CEO James Quincey expressed optimism about the results, noting the solid growth in revenue and operating income amidst a changing market environment. However, Coca-Cola experienced a 1% decline in volume sales in North America during the quarter, primarily attributed to decreased demand in away-from-home channels that include water, sports drinks, coffee, tea, and soda.

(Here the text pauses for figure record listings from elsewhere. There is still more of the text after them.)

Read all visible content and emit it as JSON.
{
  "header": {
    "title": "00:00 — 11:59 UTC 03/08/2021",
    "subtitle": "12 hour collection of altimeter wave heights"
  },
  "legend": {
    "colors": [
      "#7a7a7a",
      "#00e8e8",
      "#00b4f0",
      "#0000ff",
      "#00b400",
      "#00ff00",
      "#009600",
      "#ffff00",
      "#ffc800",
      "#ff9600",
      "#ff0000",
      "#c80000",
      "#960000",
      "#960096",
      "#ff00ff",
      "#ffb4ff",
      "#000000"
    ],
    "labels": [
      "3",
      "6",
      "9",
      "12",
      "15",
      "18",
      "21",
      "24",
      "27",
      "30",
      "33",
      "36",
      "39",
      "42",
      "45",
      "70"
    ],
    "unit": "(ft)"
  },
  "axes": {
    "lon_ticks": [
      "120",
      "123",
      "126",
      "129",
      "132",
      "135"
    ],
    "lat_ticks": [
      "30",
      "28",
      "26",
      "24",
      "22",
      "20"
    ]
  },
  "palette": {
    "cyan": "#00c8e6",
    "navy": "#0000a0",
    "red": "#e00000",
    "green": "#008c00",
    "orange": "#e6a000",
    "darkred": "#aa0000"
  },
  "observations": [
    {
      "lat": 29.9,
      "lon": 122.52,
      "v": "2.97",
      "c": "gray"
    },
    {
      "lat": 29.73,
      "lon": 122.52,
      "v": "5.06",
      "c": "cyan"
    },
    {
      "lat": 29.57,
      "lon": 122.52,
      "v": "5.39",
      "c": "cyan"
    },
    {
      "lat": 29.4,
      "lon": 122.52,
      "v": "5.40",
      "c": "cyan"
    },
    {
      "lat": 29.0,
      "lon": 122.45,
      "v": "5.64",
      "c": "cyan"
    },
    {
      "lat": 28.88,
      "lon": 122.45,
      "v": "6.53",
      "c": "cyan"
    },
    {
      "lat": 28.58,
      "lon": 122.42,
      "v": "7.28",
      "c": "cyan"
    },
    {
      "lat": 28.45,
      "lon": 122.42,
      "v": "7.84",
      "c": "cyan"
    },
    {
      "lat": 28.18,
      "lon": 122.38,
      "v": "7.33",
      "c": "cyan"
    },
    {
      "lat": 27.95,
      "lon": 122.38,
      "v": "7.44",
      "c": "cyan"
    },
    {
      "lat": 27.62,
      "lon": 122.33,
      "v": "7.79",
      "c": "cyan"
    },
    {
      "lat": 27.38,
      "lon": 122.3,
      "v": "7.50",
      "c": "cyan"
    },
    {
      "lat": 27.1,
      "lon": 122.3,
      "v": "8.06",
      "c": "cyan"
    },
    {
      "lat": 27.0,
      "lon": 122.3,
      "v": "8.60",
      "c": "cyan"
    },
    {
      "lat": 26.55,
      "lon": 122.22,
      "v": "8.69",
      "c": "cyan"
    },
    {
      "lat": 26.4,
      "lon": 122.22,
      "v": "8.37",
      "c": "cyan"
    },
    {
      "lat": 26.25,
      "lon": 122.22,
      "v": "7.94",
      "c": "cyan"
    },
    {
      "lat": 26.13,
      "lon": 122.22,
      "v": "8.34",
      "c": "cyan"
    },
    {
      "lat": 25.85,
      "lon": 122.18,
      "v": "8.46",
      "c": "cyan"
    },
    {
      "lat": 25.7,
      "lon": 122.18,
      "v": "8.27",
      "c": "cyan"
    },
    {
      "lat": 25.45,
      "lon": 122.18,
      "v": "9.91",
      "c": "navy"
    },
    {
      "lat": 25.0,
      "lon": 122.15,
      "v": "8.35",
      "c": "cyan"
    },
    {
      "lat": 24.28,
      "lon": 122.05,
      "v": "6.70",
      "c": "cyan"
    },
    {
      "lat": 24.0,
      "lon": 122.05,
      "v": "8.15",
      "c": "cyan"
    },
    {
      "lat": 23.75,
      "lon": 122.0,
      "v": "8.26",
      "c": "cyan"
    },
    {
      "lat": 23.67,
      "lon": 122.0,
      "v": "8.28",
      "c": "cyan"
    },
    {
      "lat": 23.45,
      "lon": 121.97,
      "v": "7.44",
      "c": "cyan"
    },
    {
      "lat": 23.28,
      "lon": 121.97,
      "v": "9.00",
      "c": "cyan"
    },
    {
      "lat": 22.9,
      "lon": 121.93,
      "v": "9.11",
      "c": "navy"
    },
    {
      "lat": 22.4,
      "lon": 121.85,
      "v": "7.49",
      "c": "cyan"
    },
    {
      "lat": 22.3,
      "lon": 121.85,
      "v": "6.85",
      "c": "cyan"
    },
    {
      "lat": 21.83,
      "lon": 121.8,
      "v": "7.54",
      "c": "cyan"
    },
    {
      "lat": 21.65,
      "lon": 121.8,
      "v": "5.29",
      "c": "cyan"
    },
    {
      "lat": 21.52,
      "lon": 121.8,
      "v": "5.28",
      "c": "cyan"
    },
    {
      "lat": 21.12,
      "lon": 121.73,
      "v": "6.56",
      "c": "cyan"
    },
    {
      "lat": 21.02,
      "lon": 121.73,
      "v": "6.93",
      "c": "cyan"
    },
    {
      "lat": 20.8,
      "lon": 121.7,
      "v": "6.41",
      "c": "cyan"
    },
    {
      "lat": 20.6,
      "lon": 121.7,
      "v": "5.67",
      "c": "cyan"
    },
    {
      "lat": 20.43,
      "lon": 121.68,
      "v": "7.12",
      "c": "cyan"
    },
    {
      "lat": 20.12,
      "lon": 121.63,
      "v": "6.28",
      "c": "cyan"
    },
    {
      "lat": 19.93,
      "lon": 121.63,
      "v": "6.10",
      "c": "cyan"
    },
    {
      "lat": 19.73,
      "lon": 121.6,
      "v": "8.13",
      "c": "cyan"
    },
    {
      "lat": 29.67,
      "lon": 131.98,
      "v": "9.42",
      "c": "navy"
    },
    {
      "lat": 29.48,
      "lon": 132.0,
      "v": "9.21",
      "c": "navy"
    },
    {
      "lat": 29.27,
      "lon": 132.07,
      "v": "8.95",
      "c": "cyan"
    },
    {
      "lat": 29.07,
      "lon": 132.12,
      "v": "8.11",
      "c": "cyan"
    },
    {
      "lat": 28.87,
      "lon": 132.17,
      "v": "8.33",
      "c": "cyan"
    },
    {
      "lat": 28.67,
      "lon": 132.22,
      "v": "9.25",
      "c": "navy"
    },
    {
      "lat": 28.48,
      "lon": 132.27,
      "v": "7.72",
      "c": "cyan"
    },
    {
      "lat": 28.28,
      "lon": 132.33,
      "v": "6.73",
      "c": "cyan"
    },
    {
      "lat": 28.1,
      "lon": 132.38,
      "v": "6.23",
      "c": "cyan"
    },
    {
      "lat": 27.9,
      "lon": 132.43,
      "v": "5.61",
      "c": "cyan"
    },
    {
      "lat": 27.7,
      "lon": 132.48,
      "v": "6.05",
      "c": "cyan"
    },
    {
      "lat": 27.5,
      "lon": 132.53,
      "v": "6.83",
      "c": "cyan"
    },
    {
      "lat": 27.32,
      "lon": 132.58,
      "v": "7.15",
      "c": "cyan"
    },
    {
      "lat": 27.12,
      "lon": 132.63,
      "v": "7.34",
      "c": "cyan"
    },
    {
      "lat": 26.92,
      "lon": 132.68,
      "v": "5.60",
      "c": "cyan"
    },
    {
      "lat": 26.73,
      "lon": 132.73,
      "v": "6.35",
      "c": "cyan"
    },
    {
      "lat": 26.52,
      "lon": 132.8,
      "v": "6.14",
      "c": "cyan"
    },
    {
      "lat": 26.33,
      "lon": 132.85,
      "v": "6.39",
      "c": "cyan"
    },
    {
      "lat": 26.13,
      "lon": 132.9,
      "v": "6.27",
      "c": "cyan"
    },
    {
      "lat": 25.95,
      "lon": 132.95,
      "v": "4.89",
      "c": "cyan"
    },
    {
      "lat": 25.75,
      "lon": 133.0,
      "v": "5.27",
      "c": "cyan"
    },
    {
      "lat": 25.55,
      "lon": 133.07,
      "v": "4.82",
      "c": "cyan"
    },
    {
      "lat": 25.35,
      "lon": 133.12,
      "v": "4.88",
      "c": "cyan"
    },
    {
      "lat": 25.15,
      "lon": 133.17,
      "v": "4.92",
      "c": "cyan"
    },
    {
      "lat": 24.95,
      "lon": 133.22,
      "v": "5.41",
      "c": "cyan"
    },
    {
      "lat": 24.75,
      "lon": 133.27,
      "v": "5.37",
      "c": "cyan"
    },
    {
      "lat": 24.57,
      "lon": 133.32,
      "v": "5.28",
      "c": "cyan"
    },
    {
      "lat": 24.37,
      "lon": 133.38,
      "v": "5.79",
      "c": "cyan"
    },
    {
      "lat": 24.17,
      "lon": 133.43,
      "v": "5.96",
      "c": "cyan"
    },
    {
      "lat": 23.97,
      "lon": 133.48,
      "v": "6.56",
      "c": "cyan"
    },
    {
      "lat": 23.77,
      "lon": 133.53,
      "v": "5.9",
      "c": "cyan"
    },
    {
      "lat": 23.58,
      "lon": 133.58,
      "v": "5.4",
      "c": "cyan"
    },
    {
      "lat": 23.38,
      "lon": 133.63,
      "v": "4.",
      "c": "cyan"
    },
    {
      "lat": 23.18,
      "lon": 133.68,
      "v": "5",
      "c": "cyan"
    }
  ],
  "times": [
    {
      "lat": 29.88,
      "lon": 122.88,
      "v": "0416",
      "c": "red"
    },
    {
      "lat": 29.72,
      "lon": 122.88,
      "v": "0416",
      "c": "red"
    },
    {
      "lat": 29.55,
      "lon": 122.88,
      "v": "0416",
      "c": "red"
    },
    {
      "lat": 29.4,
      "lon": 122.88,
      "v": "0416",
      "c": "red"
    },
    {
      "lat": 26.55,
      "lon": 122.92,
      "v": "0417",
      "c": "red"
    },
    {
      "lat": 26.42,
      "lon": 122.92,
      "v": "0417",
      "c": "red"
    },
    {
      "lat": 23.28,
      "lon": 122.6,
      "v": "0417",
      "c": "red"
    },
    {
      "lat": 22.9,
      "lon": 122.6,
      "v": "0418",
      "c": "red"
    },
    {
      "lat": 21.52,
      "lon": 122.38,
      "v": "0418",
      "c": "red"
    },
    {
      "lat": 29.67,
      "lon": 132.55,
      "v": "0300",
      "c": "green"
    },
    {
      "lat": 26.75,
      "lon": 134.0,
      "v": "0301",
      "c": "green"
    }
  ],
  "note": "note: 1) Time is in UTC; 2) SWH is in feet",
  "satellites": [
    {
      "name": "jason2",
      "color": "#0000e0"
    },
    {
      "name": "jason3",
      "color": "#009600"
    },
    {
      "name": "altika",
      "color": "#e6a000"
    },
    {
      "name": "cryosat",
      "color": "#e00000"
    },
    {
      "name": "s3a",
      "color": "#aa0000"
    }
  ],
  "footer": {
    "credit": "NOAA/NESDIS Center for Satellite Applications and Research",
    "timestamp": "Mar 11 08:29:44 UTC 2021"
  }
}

This decline was partially countered by sales from its Fairlife milk brand and the Coca-Cola soda, which ranked first and second in retail sales growth, respectively. To address the sales drop, the company is collaborating with fast food chains to incorporate its sodas into combo meals, particularly with McDonald’s to enhance its $5 meal deal that includes a soft drink.
In financial performance, Coca-Cola exceeded Wall Street expectations by reporting $12.4 billion in revenue for the quarter, equating to approximately $0.84 per share. Analysts had projected the company would bring in $11.76 billion, or roughly $0.81 per share. Due to these results, Coca-Cola has raised its forecast for organic revenue growth to between 9% and 10%, up from the previous estimate of 8% to 9%.
Similarly, Pepsi has faced challenges in the U.S. market, where consumers are increasingly favoring healthier options focused on weight loss. The company, in early July, attributed its modest second-quarter performance to several product recalls.